Drop Dead Gorgeous

 

Grade: D

 

It started 15 years ago with This Is Spinal Tap, followed by Bob Roberts and the most recent Waiting For Guffman. The film genre labeled "satirical documentary" gives the audience the "you are there" perspective by following the protagonists who know they are being observed on camera.

Drop Dead Gorgeous combines the small town elements of "Guffman" with the dark humor of Fargo by looking at the behind-the-scenes folderol of that all-American icon known as the teenage beauty contest.

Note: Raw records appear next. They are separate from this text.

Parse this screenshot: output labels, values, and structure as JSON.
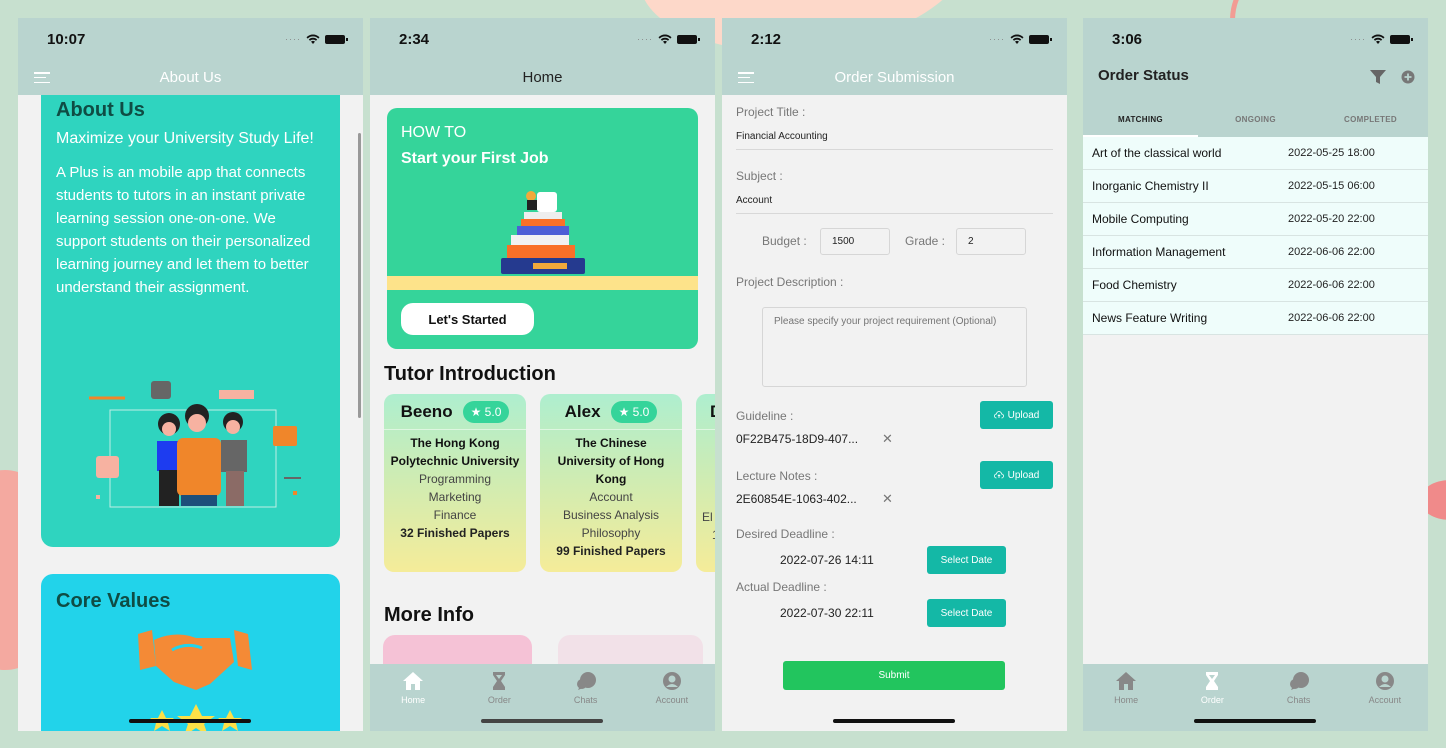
{
  "screens": {
    "about": {
      "status_time": "10:07",
      "nav_title": "About Us",
      "card_title": "About Us",
      "subtitle": "Maximize your University Study Life!",
      "body": "A Plus is an mobile app that connects students to tutors in an instant private learning session one-on-one. We support students on their personalized learning journey and let them to better understand their assignment.",
      "core_title": "Core Values",
      "colors": {
        "about_card": "#2fd4bf",
        "core_card": "#22d3ea"
      }
    },
    "home": {
      "status_time": "2:34",
      "nav_title": "Home",
      "banner": {
        "label": "HOW TO",
        "title": "Start your First Job",
        "button": "Let's Started"
      },
      "tutor_section_title": "Tutor Introduction",
      "tutors": [
        {
          "name": "Beeno",
          "rating": "★ 5.0",
          "university": "The Hong Kong Polytechnic University",
          "subjects": [
            "Programming",
            "Marketing",
            "Finance"
          ],
          "papers": "32 Finished Papers"
        },
        {
          "name": "Alex",
          "rating": "★ 5.0",
          "university": "The Chinese University of Hong Kong",
          "subjects": [
            "Account",
            "Business Analysis",
            "Philosophy"
          ],
          "papers": "99 Finished Papers"
        },
        {
          "name": "D",
          "subjects_partial": "El",
          "papers_partial": "1"
        }
      ],
      "more_info_title": "More Info"
    },
    "order_submission": {
      "status_time": "2:12",
      "nav_title": "Order Submission",
      "project_title_label": "Project Title :",
      "project_title_value": "Financial Accounting",
      "subject_label": "Subject :",
      "subject_value": "Account",
      "budget_label": "Budget :",
      "budget_value": "1500",
      "grade_label": "Grade :",
      "grade_value": "2",
      "description_label": "Project Description :",
      "description_placeholder": "Please specify your project requirement (Optional)",
      "guideline_label": "Guideline :",
      "guideline_file": "0F22B475-18D9-407...",
      "lecture_label": "Lecture Notes :",
      "lecture_file": "2E60854E-1063-402...",
      "upload_label": "Upload",
      "remove_glyph": "✕",
      "desired_label": "Desired Deadline :",
      "desired_value": "2022-07-26 14:11",
      "actual_label": "Actual Deadline :",
      "actual_value": "2022-07-30 22:11",
      "select_date_label": "Select Date",
      "submit_label": "Submit"
    },
    "order_status": {
      "status_time": "3:06",
      "title": "Order Status",
      "tabs": [
        "MATCHING",
        "ONGOING",
        "COMPLETED"
      ],
      "active_tab": "MATCHING",
      "orders": [
        {
          "name": "Art of the classical world",
          "date": "2022-05-25 18:00"
        },
        {
          "name": "Inorganic Chemistry II",
          "date": "2022-05-15 06:00"
        },
        {
          "name": "Mobile Computing",
          "date": "2022-05-20 22:00"
        },
        {
          "name": "Information Management",
          "date": "2022-06-06 22:00"
        },
        {
          "name": "Food Chemistry",
          "date": "2022-06-06 22:00"
        },
        {
          "name": "News Feature Writing",
          "date": "2022-06-06 22:00"
        }
      ]
    }
  },
  "tabbar": {
    "items": [
      "Home",
      "Order",
      "Chats",
      "Account"
    ]
  },
  "theme": {
    "header_bg": "#b9d4cf",
    "accent_green": "#35d49a",
    "teal_button": "#14b8a6",
    "submit_green": "#22c55e"
  }
}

The movie is set in Mount Rose, Minnesota, population 5,076, "home of the world’s oldest living Lutheran." All of its denizens are portrayed as imbeciles, rubes and hicks. It’s a wonder anyone knew where to hang the town’s traffic light.

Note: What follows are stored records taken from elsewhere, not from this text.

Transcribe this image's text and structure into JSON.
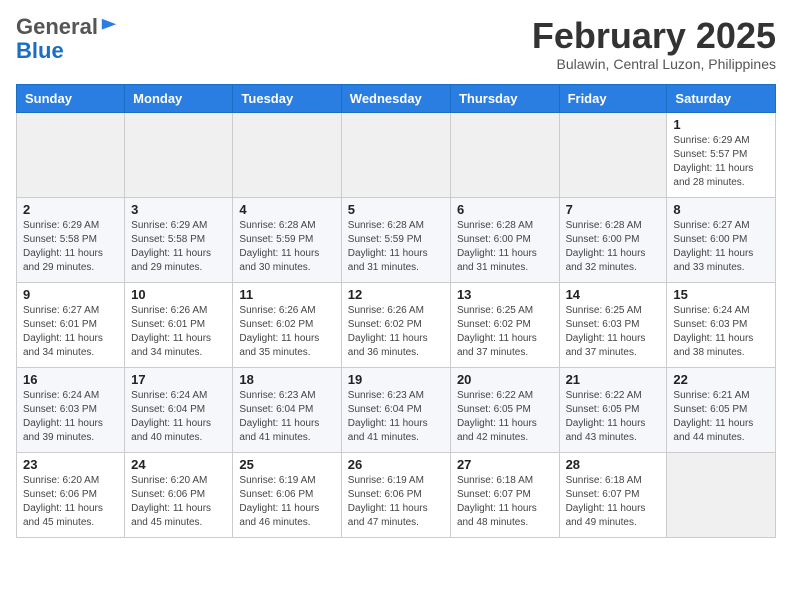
{
  "header": {
    "logo_general": "General",
    "logo_blue": "Blue",
    "month_title": "February 2025",
    "location": "Bulawin, Central Luzon, Philippines"
  },
  "columns": [
    "Sunday",
    "Monday",
    "Tuesday",
    "Wednesday",
    "Thursday",
    "Friday",
    "Saturday"
  ],
  "weeks": [
    [
      {
        "day": "",
        "info": ""
      },
      {
        "day": "",
        "info": ""
      },
      {
        "day": "",
        "info": ""
      },
      {
        "day": "",
        "info": ""
      },
      {
        "day": "",
        "info": ""
      },
      {
        "day": "",
        "info": ""
      },
      {
        "day": "1",
        "info": "Sunrise: 6:29 AM\nSunset: 5:57 PM\nDaylight: 11 hours and 28 minutes."
      }
    ],
    [
      {
        "day": "2",
        "info": "Sunrise: 6:29 AM\nSunset: 5:58 PM\nDaylight: 11 hours and 29 minutes."
      },
      {
        "day": "3",
        "info": "Sunrise: 6:29 AM\nSunset: 5:58 PM\nDaylight: 11 hours and 29 minutes."
      },
      {
        "day": "4",
        "info": "Sunrise: 6:28 AM\nSunset: 5:59 PM\nDaylight: 11 hours and 30 minutes."
      },
      {
        "day": "5",
        "info": "Sunrise: 6:28 AM\nSunset: 5:59 PM\nDaylight: 11 hours and 31 minutes."
      },
      {
        "day": "6",
        "info": "Sunrise: 6:28 AM\nSunset: 6:00 PM\nDaylight: 11 hours and 31 minutes."
      },
      {
        "day": "7",
        "info": "Sunrise: 6:28 AM\nSunset: 6:00 PM\nDaylight: 11 hours and 32 minutes."
      },
      {
        "day": "8",
        "info": "Sunrise: 6:27 AM\nSunset: 6:00 PM\nDaylight: 11 hours and 33 minutes."
      }
    ],
    [
      {
        "day": "9",
        "info": "Sunrise: 6:27 AM\nSunset: 6:01 PM\nDaylight: 11 hours and 34 minutes."
      },
      {
        "day": "10",
        "info": "Sunrise: 6:26 AM\nSunset: 6:01 PM\nDaylight: 11 hours and 34 minutes."
      },
      {
        "day": "11",
        "info": "Sunrise: 6:26 AM\nSunset: 6:02 PM\nDaylight: 11 hours and 35 minutes."
      },
      {
        "day": "12",
        "info": "Sunrise: 6:26 AM\nSunset: 6:02 PM\nDaylight: 11 hours and 36 minutes."
      },
      {
        "day": "13",
        "info": "Sunrise: 6:25 AM\nSunset: 6:02 PM\nDaylight: 11 hours and 37 minutes."
      },
      {
        "day": "14",
        "info": "Sunrise: 6:25 AM\nSunset: 6:03 PM\nDaylight: 11 hours and 37 minutes."
      },
      {
        "day": "15",
        "info": "Sunrise: 6:24 AM\nSunset: 6:03 PM\nDaylight: 11 hours and 38 minutes."
      }
    ],
    [
      {
        "day": "16",
        "info": "Sunrise: 6:24 AM\nSunset: 6:03 PM\nDaylight: 11 hours and 39 minutes."
      },
      {
        "day": "17",
        "info": "Sunrise: 6:24 AM\nSunset: 6:04 PM\nDaylight: 11 hours and 40 minutes."
      },
      {
        "day": "18",
        "info": "Sunrise: 6:23 AM\nSunset: 6:04 PM\nDaylight: 11 hours and 41 minutes."
      },
      {
        "day": "19",
        "info": "Sunrise: 6:23 AM\nSunset: 6:04 PM\nDaylight: 11 hours and 41 minutes."
      },
      {
        "day": "20",
        "info": "Sunrise: 6:22 AM\nSunset: 6:05 PM\nDaylight: 11 hours and 42 minutes."
      },
      {
        "day": "21",
        "info": "Sunrise: 6:22 AM\nSunset: 6:05 PM\nDaylight: 11 hours and 43 minutes."
      },
      {
        "day": "22",
        "info": "Sunrise: 6:21 AM\nSunset: 6:05 PM\nDaylight: 11 hours and 44 minutes."
      }
    ],
    [
      {
        "day": "23",
        "info": "Sunrise: 6:20 AM\nSunset: 6:06 PM\nDaylight: 11 hours and 45 minutes."
      },
      {
        "day": "24",
        "info": "Sunrise: 6:20 AM\nSunset: 6:06 PM\nDaylight: 11 hours and 45 minutes."
      },
      {
        "day": "25",
        "info": "Sunrise: 6:19 AM\nSunset: 6:06 PM\nDaylight: 11 hours and 46 minutes."
      },
      {
        "day": "26",
        "info": "Sunrise: 6:19 AM\nSunset: 6:06 PM\nDaylight: 11 hours and 47 minutes."
      },
      {
        "day": "27",
        "info": "Sunrise: 6:18 AM\nSunset: 6:07 PM\nDaylight: 11 hours and 48 minutes."
      },
      {
        "day": "28",
        "info": "Sunrise: 6:18 AM\nSunset: 6:07 PM\nDaylight: 11 hours and 49 minutes."
      },
      {
        "day": "",
        "info": ""
      }
    ]
  ]
}
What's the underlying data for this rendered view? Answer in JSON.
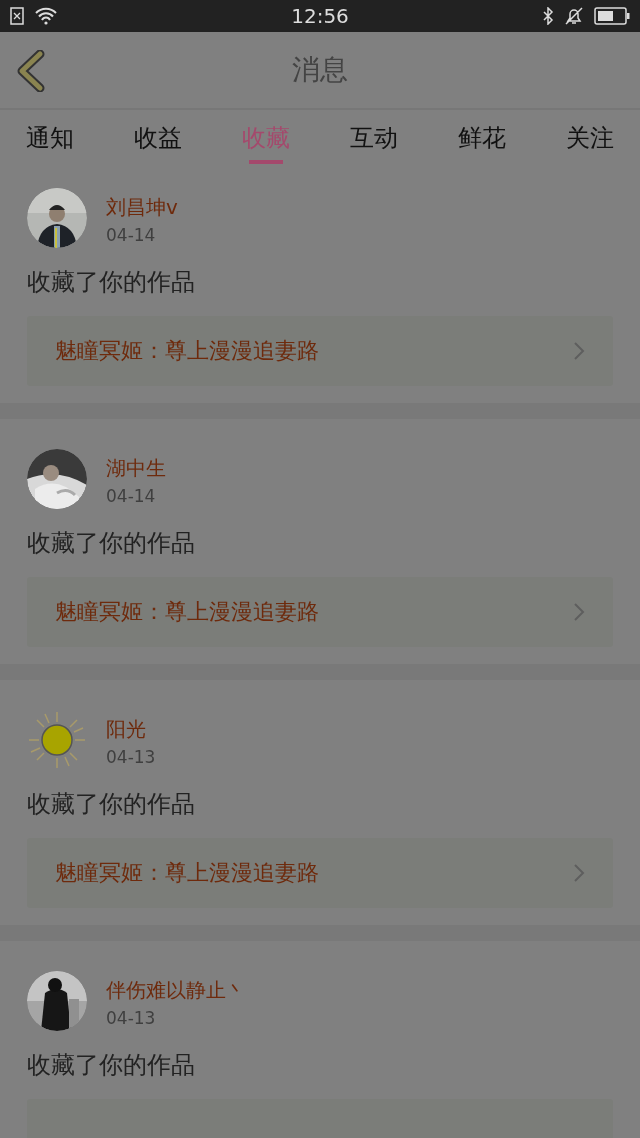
{
  "status_bar": {
    "time": "12:56"
  },
  "header": {
    "title": "消息"
  },
  "tabs": [
    {
      "label": "通知",
      "selected": false
    },
    {
      "label": "收益",
      "selected": false
    },
    {
      "label": "收藏",
      "selected": true
    },
    {
      "label": "互动",
      "selected": false
    },
    {
      "label": "鲜花",
      "selected": false
    },
    {
      "label": "关注",
      "selected": false
    }
  ],
  "messages": [
    {
      "user": "刘昌坤v",
      "date": "04-14",
      "action": "收藏了你的作品",
      "work": "魅瞳冥姬：尊上漫漫追妻路"
    },
    {
      "user": "湖中生",
      "date": "04-14",
      "action": "收藏了你的作品",
      "work": "魅瞳冥姬：尊上漫漫追妻路"
    },
    {
      "user": "阳光",
      "date": "04-13",
      "action": "收藏了你的作品",
      "work": "魅瞳冥姬：尊上漫漫追妻路"
    },
    {
      "user": "伴伤难以静止丶",
      "date": "04-13",
      "action": "收藏了你的作品"
    }
  ]
}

A local beauty contest is held to send the winner to the Miss American Teen Princess Pageant. Gladys Leeman (Kirstie Alley), a former beauty queen, is the host. She’s bound and determined to see that her daughter Becky (Denise Richards), wins the event. Becky performs a dance number with a crucifix figure, which goes over with the movie audience with a resounding thud.

Her closest rival is Amber Atkins (Kirsten Dunst). Amber’s "talent" is tap dancing, which she practices while working on dead bodies at her after-school job at the local funeral parlor. Her mother Annette (Ellen Barkin) is a trailer park cosmetologist. Injured in a mysterious explosion, we see Annette throughout the rest of the movie with a beer can fused to her hand.

Drop Dead Gorgeous starts out okay. About halfway through, the picture seems to lose direction by mocking the dimwitted participants in a mean spirited way. An anorexic beauty contestant and a mentally retarded man are just two of the many targets.

Perhaps a more appropriate subject would have been a satirical look at a motion picture production crew flopping in its attempt to make an entertaining movie documentary about beauty contests.